Las enfermedades mentales no han gozado de buena salud
ni atención médica adecuada hasta mediados del siglo XX. En la antigüedad, los
autores y médicos  más reconocidos se
limitaban a certificar la situación de unos pacientes especialmente
conflictivos y a los que no se podían aplicar soluciones higiénicas o
farmacológicas.

Esta rendición sin condiciones ante la  dificultad de tratar las enfermedades de la
mente humana fue rechazada por el gran Sigmund Freud y gracias a él, la psiquiatría alcanzó carta de
naturaleza,  las patologías empezaron a
sistematizarse, se establecieron protocolos de actuación y, poco a poco, las enfermedades
mentales empezaron a ser valoradas en sus justos términos, a buscarse
tratamientos adecuados y a colaborar con pacientes y familiares para mejorar
claramente la calidad y expectativas vitales de todos y cada uno de los
afectados.

La melancolía, recogida y mencionada por algunos
autores del Medievo, fue el preludio adecuado para la
identificación de los episodios depresivos, sus distintos orígenes y mecanismos
y sus posibles salidas terapéuticas.
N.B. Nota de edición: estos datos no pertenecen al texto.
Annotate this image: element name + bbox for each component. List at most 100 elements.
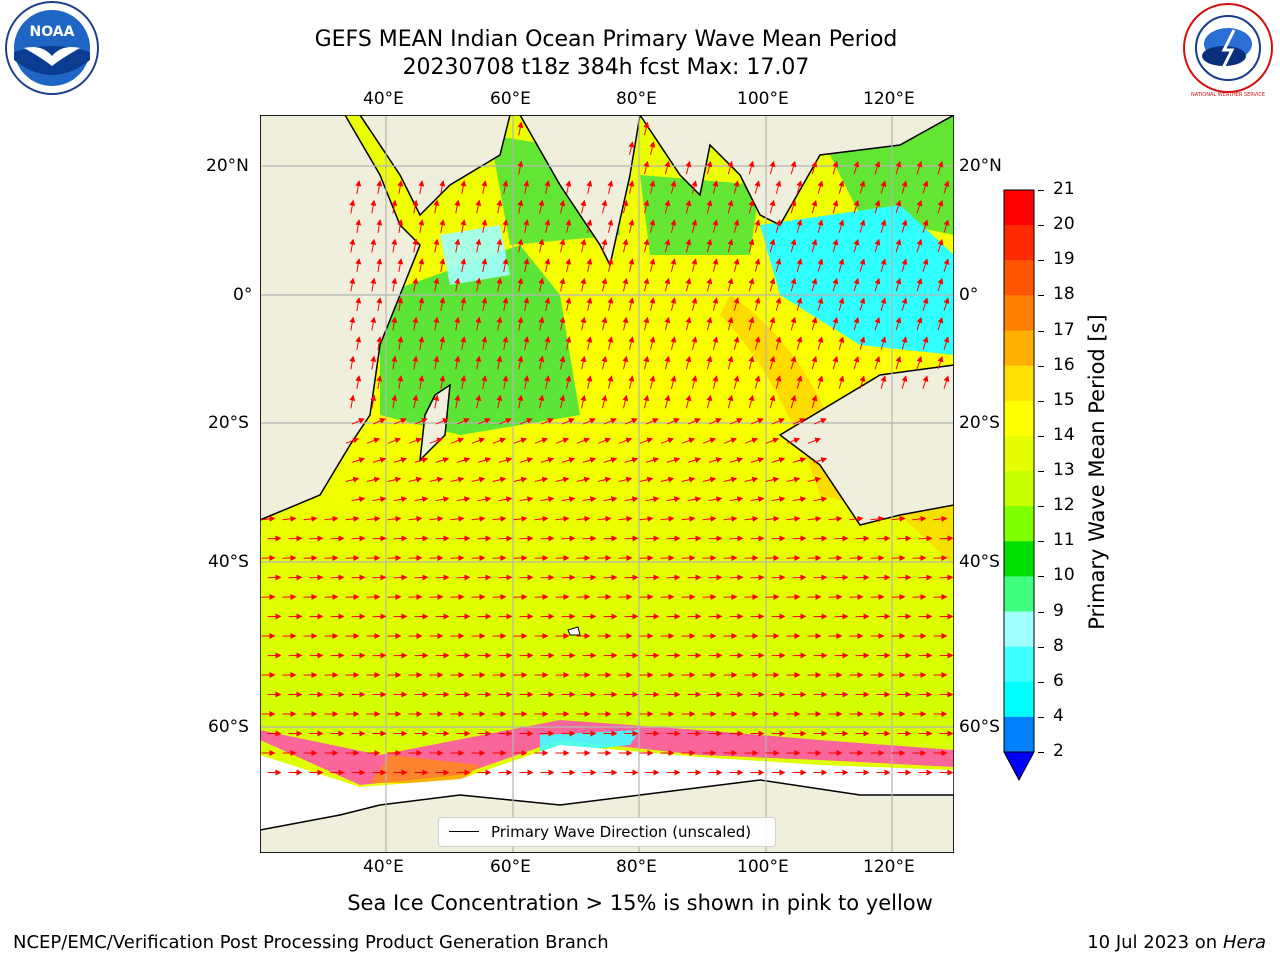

Se ensayaron, con éxito relativo, los
primeros medicamentos realmente encaminados a resolver estas situaciones y en
poco más de cincuenta años, casi todos sabemos de qué hablamos cuando nos
referimos a un ansiolítico, un relajante o un antipsicótico.
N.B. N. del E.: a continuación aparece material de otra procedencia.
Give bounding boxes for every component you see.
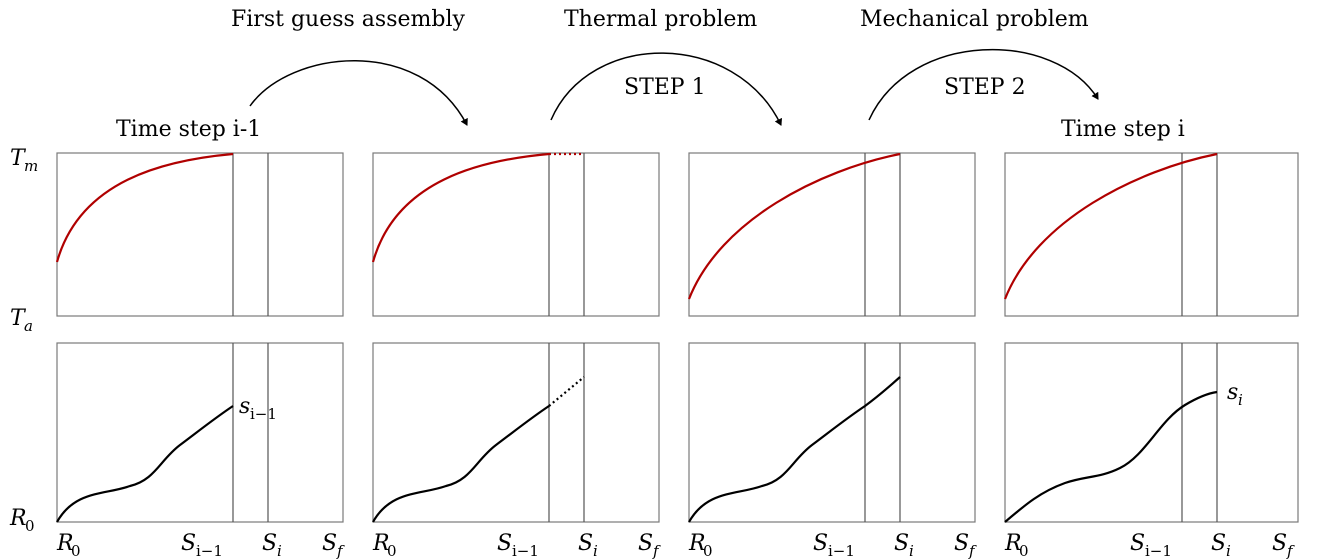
- x-label-s-prev: S i−1: [1130, 531, 1172, 559]
- x-label-s-i: S i: [1211, 531, 1231, 559]
- s-prev-annotation: s i−1: [239, 394, 277, 423]
- svg-text:i−1: i−1: [828, 542, 855, 559]
- svg-text:R: R: [9, 506, 27, 531]
- svg-text:s: s: [239, 394, 250, 419]
- x-label-s-f: S f: [1272, 531, 1295, 559]
- temperature-plot-frame: [373, 153, 659, 316]
- svg-text:0: 0: [1019, 542, 1029, 559]
- x-label-s-prev: S i−1: [497, 531, 539, 559]
- svg-text:S: S: [894, 531, 909, 556]
- step2-label: STEP 2: [944, 75, 1026, 100]
- svg-text:S: S: [1130, 531, 1145, 556]
- temperature-plot-frame: [1005, 153, 1298, 316]
- panel-4: s i: [1005, 153, 1298, 522]
- svg-text:i−1: i−1: [1145, 542, 1172, 559]
- svg-text:i−1: i−1: [250, 405, 277, 423]
- step-label-mechanical: Mechanical problem: [860, 7, 1089, 32]
- svg-text:S: S: [578, 531, 593, 556]
- svg-text:i: i: [277, 542, 282, 559]
- step1-label: STEP 1: [624, 75, 706, 100]
- svg-text:0: 0: [71, 542, 81, 559]
- svg-text:S: S: [638, 531, 653, 556]
- y-label-tm: T m: [10, 146, 38, 175]
- svg-text:S: S: [497, 531, 512, 556]
- x-label-s-f: S f: [638, 531, 661, 559]
- x-label-s-i: S i: [262, 531, 282, 559]
- temperature-plot-frame: [57, 153, 343, 316]
- temperature-curve: [373, 154, 549, 262]
- x-label-r0: R 0: [56, 531, 81, 559]
- panel-1: s i−1: [57, 153, 343, 522]
- svg-text:m: m: [24, 157, 38, 175]
- radius-curve: [1005, 392, 1217, 522]
- time-step-prev-label: Time step i-1: [116, 117, 261, 142]
- x-label-s-prev: S i−1: [813, 531, 855, 559]
- svg-text:f: f: [1286, 542, 1295, 559]
- x-label-s-f: S f: [954, 531, 977, 559]
- radius-curve: [689, 377, 900, 522]
- svg-text:i−1: i−1: [512, 542, 539, 559]
- y-label-r0: R 0: [9, 506, 35, 535]
- svg-text:S: S: [813, 531, 828, 556]
- svg-text:S: S: [181, 531, 196, 556]
- s-curr-annotation: s i: [1227, 380, 1243, 409]
- x-label-s-i: S i: [578, 531, 598, 559]
- svg-text:S: S: [1272, 531, 1287, 556]
- x-label-s-i: S i: [894, 531, 914, 559]
- time-step-curr-label: Time step i: [1061, 117, 1185, 142]
- step-label-first-guess: First guess assembly: [231, 7, 465, 32]
- svg-text:S: S: [322, 531, 337, 556]
- radius-plot-frame: [689, 343, 975, 522]
- x-label-r0: R 0: [688, 531, 713, 559]
- svg-text:S: S: [1211, 531, 1226, 556]
- temperature-curve: [689, 154, 900, 299]
- temperature-curve: [57, 154, 233, 262]
- radius-plot-frame: [1005, 343, 1298, 522]
- x-label-s-f: S f: [322, 531, 345, 559]
- temperature-curve: [1005, 154, 1217, 299]
- step-label-thermal: Thermal problem: [564, 7, 757, 32]
- x-label-r0: R 0: [1004, 531, 1029, 559]
- svg-text:f: f: [968, 542, 977, 559]
- radius-curve: [57, 406, 233, 522]
- radius-curve: [373, 406, 549, 522]
- svg-text:f: f: [336, 542, 345, 559]
- panel-2: [373, 153, 659, 522]
- svg-text:a: a: [24, 317, 33, 335]
- radius-extrapolation: [549, 377, 584, 406]
- y-label-ta: T a: [10, 306, 33, 335]
- radius-plot-frame: [373, 343, 659, 522]
- x-label-s-prev: S i−1: [181, 531, 223, 559]
- svg-text:i: i: [909, 542, 914, 559]
- svg-text:S: S: [954, 531, 969, 556]
- radius-plot-frame: [57, 343, 343, 522]
- svg-text:0: 0: [703, 542, 713, 559]
- x-label-r0: R 0: [372, 531, 397, 559]
- panel-3: [689, 153, 975, 522]
- svg-text:f: f: [652, 542, 661, 559]
- svg-text:i−1: i−1: [196, 542, 223, 559]
- svg-text:S: S: [262, 531, 277, 556]
- svg-text:i: i: [1226, 542, 1231, 559]
- arrow-first-guess: [250, 61, 467, 125]
- temperature-plot-frame: [689, 153, 975, 316]
- svg-text:s: s: [1227, 380, 1238, 405]
- svg-text:0: 0: [25, 517, 35, 535]
- svg-text:i: i: [1238, 391, 1243, 409]
- svg-text:0: 0: [387, 542, 397, 559]
- svg-text:i: i: [593, 542, 598, 559]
La mente del ser humano recibe cada vez más exigencias.
Una sociedad intransigente, exhaustiva y que impone un ritmo infernal  aboca, en ocasiones, a desordenes
psicológicos que pueden esconder serias dificultades para poder ser superados.
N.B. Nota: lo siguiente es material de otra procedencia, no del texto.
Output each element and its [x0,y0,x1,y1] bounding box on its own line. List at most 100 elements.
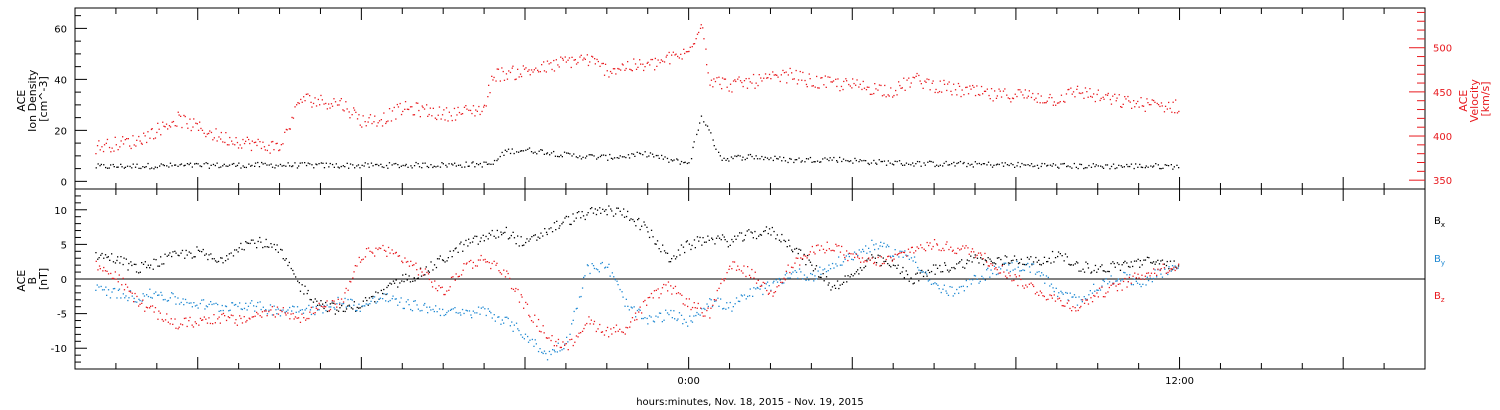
by-point [630,306,632,308]
by-point [480,307,482,309]
bz-point [653,290,656,292]
velocity-point [617,67,619,70]
velocity-point [189,118,191,120]
by-point [1156,276,1158,278]
velocity-point [1032,92,1034,95]
velocity-point [418,109,420,112]
velocity-point [608,76,610,78]
density-point [807,158,810,160]
velocity-point [132,135,134,137]
bz-point [976,254,978,256]
density-point [1062,163,1064,165]
bz-point [729,265,731,267]
velocity-point [912,76,914,78]
density-point [427,166,430,169]
bz-point [844,256,846,259]
density-point [1145,165,1147,167]
density-point [873,159,875,162]
density-point [105,166,107,169]
bz-point [847,259,849,262]
density-point [417,163,419,165]
bz-point [110,272,112,275]
bx-point [594,208,596,210]
density-point [504,149,506,151]
density-point [1040,165,1042,168]
velocity-point [314,97,316,99]
bz-point [1054,300,1057,302]
velocity-point [164,126,166,128]
bz-point [1001,265,1003,267]
bz-point [836,245,838,247]
b-tick-label: 10 [54,206,67,217]
bz-point [347,289,349,291]
velocity-point [165,123,168,125]
by-point [527,335,529,338]
bx-point [114,262,117,264]
density-point [357,164,360,166]
velocity-point [1169,107,1171,110]
bz-point [1101,286,1103,288]
bx-point [298,282,300,284]
density-point [976,163,978,165]
density-point [1001,162,1003,164]
by-point [153,292,155,295]
bx-point [161,263,163,265]
bx-point [1069,264,1071,266]
by-point [659,312,662,314]
velocity-point [929,89,931,91]
bz-point [980,254,983,256]
velocity-point [887,94,889,96]
by-point [820,273,822,275]
bx-point [1105,271,1107,273]
density-point [634,155,636,157]
by-point [302,312,305,314]
bz-point [710,307,712,309]
bx-point [157,265,159,267]
velocity-point [972,84,974,87]
bx-point [1154,263,1156,265]
velocity-point [276,142,278,144]
bz-point [225,319,228,322]
bx-point [133,263,135,265]
bx-point [1047,260,1049,263]
by-point [747,295,749,298]
velocity-point [311,106,313,108]
by-point [161,294,163,296]
by-point [958,292,960,294]
bx-point [307,289,309,292]
density-point [932,161,934,163]
bz-point [863,261,865,263]
velocity-point [383,112,385,114]
density-point [972,166,974,168]
bz-point [504,276,507,278]
by-point [262,306,264,308]
bz-point [95,260,97,262]
by-point [827,270,829,272]
bz-point [658,297,660,299]
bz-point [967,247,969,249]
bz-point [365,248,368,250]
velocity-point [863,87,866,89]
velocity-point [1105,94,1107,96]
velocity-point [714,80,717,83]
bx-point [755,237,758,240]
by-point [915,261,917,263]
bx-point [188,251,190,253]
density-point [1036,164,1039,166]
bz-point [279,309,281,311]
density-point [713,145,715,147]
bx-point [928,271,931,274]
by-point [737,300,740,302]
velocity-point [699,27,702,29]
density-point [348,167,350,169]
density-point [1121,166,1124,168]
bz-point [194,321,196,323]
bx-point [877,254,879,256]
by-point [314,313,316,316]
bz-point [405,261,408,263]
by-point [541,351,543,353]
bz-point [839,251,842,253]
bx-point [739,232,741,234]
by-point [328,306,330,308]
bz-point [1154,272,1156,274]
Los clásicos antidepresivos tricíclicos,
las interacciones frecuentes de las sales de Litio o los efectos hipnóticos de
ciertos barbitúricos se han venido identificando y controlando con relativa
solvencia. Sin embargo en la actualidad, diversos datos sobre novedosos
fármacos manejados en crisis de esquizofrenia, trastornos bipolares o episodios
de manía, han forzado a las autoridades sanitarias a asegurarse de la correcta
utilización de estos productos, con complicados dispositivos burocráticos como
el visado de inspección obligatorio para las recetas de estos medicamentos.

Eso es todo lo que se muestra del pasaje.